BACKGROUND
Individuals from minoritized racial and ethnic backgrounds suffer from pernicious and pervasive health disparities that have emerged, in part, from clinician bias.
OBJECTIVE
We used a natural language processing approach examine to whether linguistic markers in electronic health record (EHR) notes differ, based on the race and ethnicity of the patient. To validate this approach, we also assessed the extent to which clinicians perceive linguistic markers to be indicative of bias.
METHODS
In this cross-sectional study, we extracted EHR notes for patients 18 years of age or older who were diagnosed with type 2 diabetes and received care from family physicians, general internists, or endocrinologists practicing in an urban, academic network of clinics between 2006 and 2015. Race and ethnicity of patients were defined as ‘White Non-Hispanic,’ ‘Black Non-Hispanic,’ or ‘Hispanic/Latino’. We hypothesize that SEANCE (Sentiment Analysis and Social Cognition Engine) components (i.e., negative adjectives, positive adjectives, joy, fear and disgust, politics, respect, trust verbs, well-being) and mean word count would be indicators of bias if racial differences emerged. We performed linear mixed effects analyses to examine the relationship between the outcomes of interest (the SEANCE components and word count) and patient race and ethnicity, controlling for patient age. To validate this approach, we asked clinicians to indicate the extent to which (on a scale of 1 to 10 with 10 being extremely indicative of bias) they thought variation in the use of SÉANCE language domains for different racial and ethnic groups were reflective of bias in EHR notes.
RESULTS
We examined EHR notes (n = 12,905) of Black Non-Hispanic, White Non-Hispanic, and Hispanic/Latino patients (n = 1,562), who were seen by 281 physicians. Twenty-seven clinicians participated in the validation study. Participants rated negative adjectives as 8.63 (SD=2.06), fear and disgust as 8.11 (SD=2.15), and positive adjectives as 7.93 (SD=2.46). Notes for Black Non-Hispanic patients contained significantly more negative adjectives (coeff=0.07, SE=0.02) and significantly more fear and disgust words (coeff=0.007, SE=0.002) compared to the notes for White Non-Hispanic patients.
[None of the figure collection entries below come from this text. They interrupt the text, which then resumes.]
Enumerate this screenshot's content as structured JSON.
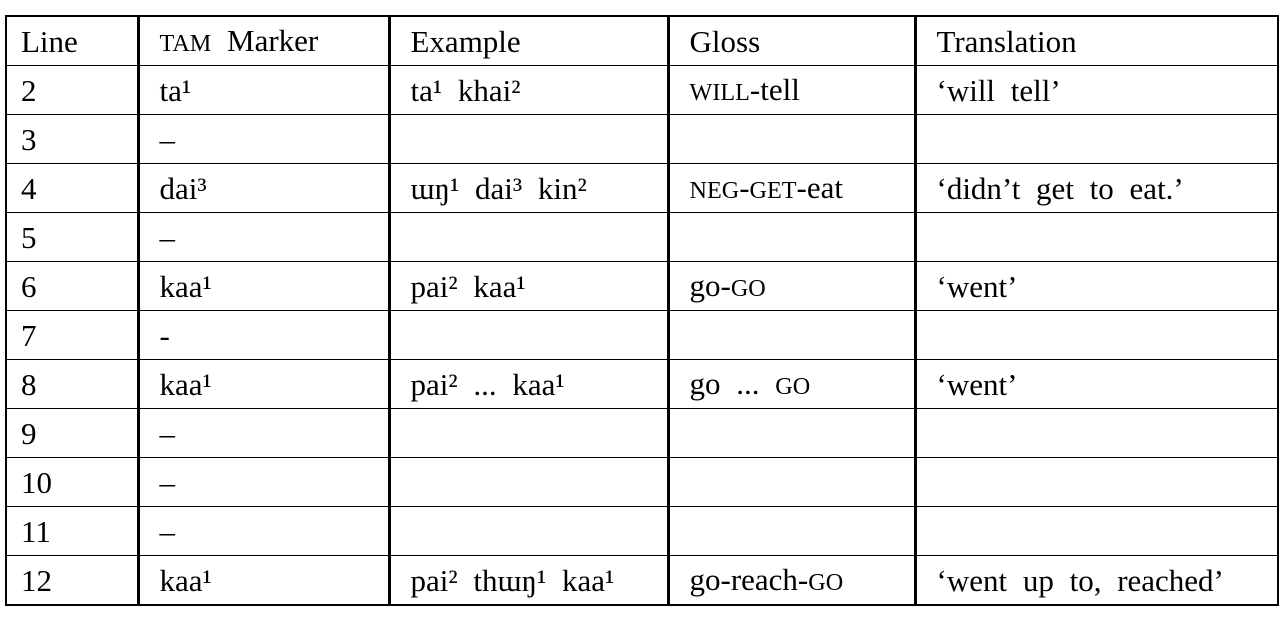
{
  "table": {
    "header": [
      "Line",
      "TAM Marker",
      "Example",
      "Gloss",
      "Translation"
    ],
    "rows": [
      [
        "2",
        "ta¹",
        "ta¹ khai²",
        "WILL-tell",
        "‘will tell’"
      ],
      [
        "3",
        "–",
        "",
        "",
        ""
      ],
      [
        "4",
        "dai³",
        "ɯŋ¹ dai³ kin²",
        "NEG-GET-eat",
        "‘didn’t get to eat.’"
      ],
      [
        "5",
        "–",
        "",
        "",
        ""
      ],
      [
        "6",
        "kaa¹",
        "pai² kaa¹",
        "go-GO",
        "‘went’"
      ],
      [
        "7",
        "-",
        "",
        "",
        ""
      ],
      [
        "8",
        "kaa¹",
        "pai² ... kaa¹",
        "go ... GO",
        "‘went’"
      ],
      [
        "9",
        "–",
        "",
        "",
        ""
      ],
      [
        "10",
        "–",
        "",
        "",
        ""
      ],
      [
        "11",
        "–",
        "",
        "",
        ""
      ],
      [
        "12",
        "kaa¹",
        "pai² thɯŋ¹ kaa¹",
        "go-reach-GO",
        "‘went up to, reached’"
      ]
    ]
  }
}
The notes for Hispanic/Latino patients included significantly fewer positive adjectives (coeff=-0.02, SE=0.007), trust verbs (coeff=-0.009, SE=0.004), and joy words (coeff=-0.03, SE=0.01) compared to the notes for White Non-Hispanic patients.
CONCLUSIONS
If validated, this approach may enable physicians and researchers to identify and mitigate bias in medical interactions, with the goal of reducing health disparities stemming from bias.